Wednesday, October 18, 2017

Black Walnut Raking

It is this time of year that I curse my black walnut trees.  I can work around the fact that I cannot plant certain plants within 50 ft of a walnut tree because my trees are huge and give us great shade during those hot summer months.  But come September and October it is a whole different story.

On Monday I spent 3 straight hours sweeping the driveway and then using a snow shovel to pick up 5 trash cans full of walnuts, walnut leaves and the tiny stem that held the leaves.  Unfortunately, that was only the tip of the walnut iceberg.
 I know that you are probably thinking "why didn't she rake them up every week, so that there wasn't so many to pick up at one time?"  I tried that method the second year after we purchased the house.  I was raking under a large walnut tree when one fell and landed directly on my collar bone and just missing my head.

That walnut left a 4 inch wide purple bruise with a black center the exact size of the walnut.  It hurt for weeks.  I've had other close calls but I have learned to not walk under the walnut trees if the wind is blowing or if the trees are heavily laden with walnuts like this year.

One of those close calls was two weeks ago.  I was sitting on a concrete bench drinking a Tim Horton's ice capp.  I really thought I was out of range and I wasn't paying any attention to anything but that ice capp when a walnut fell and destroyed my cup and then hit my thigh.

The walnut had enough speed/ velocity/ or whatever, that it was able to destroy a plastic cup and still leave a bruise on my thigh. 

 I've had people ask why I don't wear a hard hat?  I would need a hard hat with a 2 foot brim around the entire helmet to protect my body....and I don't think they make such a thing.

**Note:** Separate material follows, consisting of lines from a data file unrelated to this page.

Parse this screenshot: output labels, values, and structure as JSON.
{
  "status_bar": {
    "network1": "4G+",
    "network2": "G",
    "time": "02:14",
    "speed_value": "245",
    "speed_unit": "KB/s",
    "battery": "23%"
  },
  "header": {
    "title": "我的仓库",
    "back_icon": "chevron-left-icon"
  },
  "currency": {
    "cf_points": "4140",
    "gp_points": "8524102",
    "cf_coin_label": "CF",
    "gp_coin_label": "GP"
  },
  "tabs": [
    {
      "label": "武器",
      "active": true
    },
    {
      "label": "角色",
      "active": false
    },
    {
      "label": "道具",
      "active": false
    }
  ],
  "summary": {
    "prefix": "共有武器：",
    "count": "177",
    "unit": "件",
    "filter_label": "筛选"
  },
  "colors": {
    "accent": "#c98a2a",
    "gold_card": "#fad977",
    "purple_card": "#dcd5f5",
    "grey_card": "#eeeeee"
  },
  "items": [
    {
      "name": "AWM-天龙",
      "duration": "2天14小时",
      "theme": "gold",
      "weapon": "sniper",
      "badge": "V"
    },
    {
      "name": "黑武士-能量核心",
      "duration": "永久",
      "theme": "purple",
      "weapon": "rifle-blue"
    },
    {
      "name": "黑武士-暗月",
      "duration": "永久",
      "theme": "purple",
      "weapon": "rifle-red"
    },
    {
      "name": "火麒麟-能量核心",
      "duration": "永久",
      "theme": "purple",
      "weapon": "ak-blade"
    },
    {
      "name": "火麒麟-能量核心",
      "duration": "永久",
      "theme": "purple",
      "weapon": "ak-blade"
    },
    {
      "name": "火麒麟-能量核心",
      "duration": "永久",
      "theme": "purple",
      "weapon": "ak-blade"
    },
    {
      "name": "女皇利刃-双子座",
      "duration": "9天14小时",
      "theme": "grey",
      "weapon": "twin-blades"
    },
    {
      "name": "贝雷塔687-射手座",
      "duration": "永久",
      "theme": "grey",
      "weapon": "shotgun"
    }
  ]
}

So that leaves me raking like a mad man once the majority of the walnuts have fallen from the tree.  My method is to rake them into piles and then shovel them into trash cans. 
The above photo is of the largest walnut tree.  We raked and shoveled all afternoon and only picked up 1/2 of the walnuts.  There are 15 trash cans with walnuts in them, sitting on the curb waiting for the trash guys on Wednesday.

There are 3 more large trees and 2 small trees that need picking up.  I will say that the crop of walnuts is unusually large this year.  Some years there are very few or they are small.  It all depends on when the last frost occurs and if there is ample rain early in the season.  So the same conditions that ensure that we have a heavy crop on our fruit trees are also the same conditions that make an abundance of LARGE black walnuts.

The reason we are in a rush to pick them up is because we need a tree trimmer to cut some large branches out of our trees.  If we leave the walnuts on the ground someone will break an ankle.  Plus, I cannot mow the lawn when it's covered in black walnuts.  It is bad for the blades and it's a bumpy ride.  

What about our other trees?  The leaves have only fallen off the ash and walnut trees.  The sugar maples are just starting to turn red and bright orange.  The black and silver maples, sycamore, red/burr/pin oaks, catalpas, and tulip poplars still have green leaves and it is the middle of October. 

They better fall fast because I can't imagine raking leaves in November.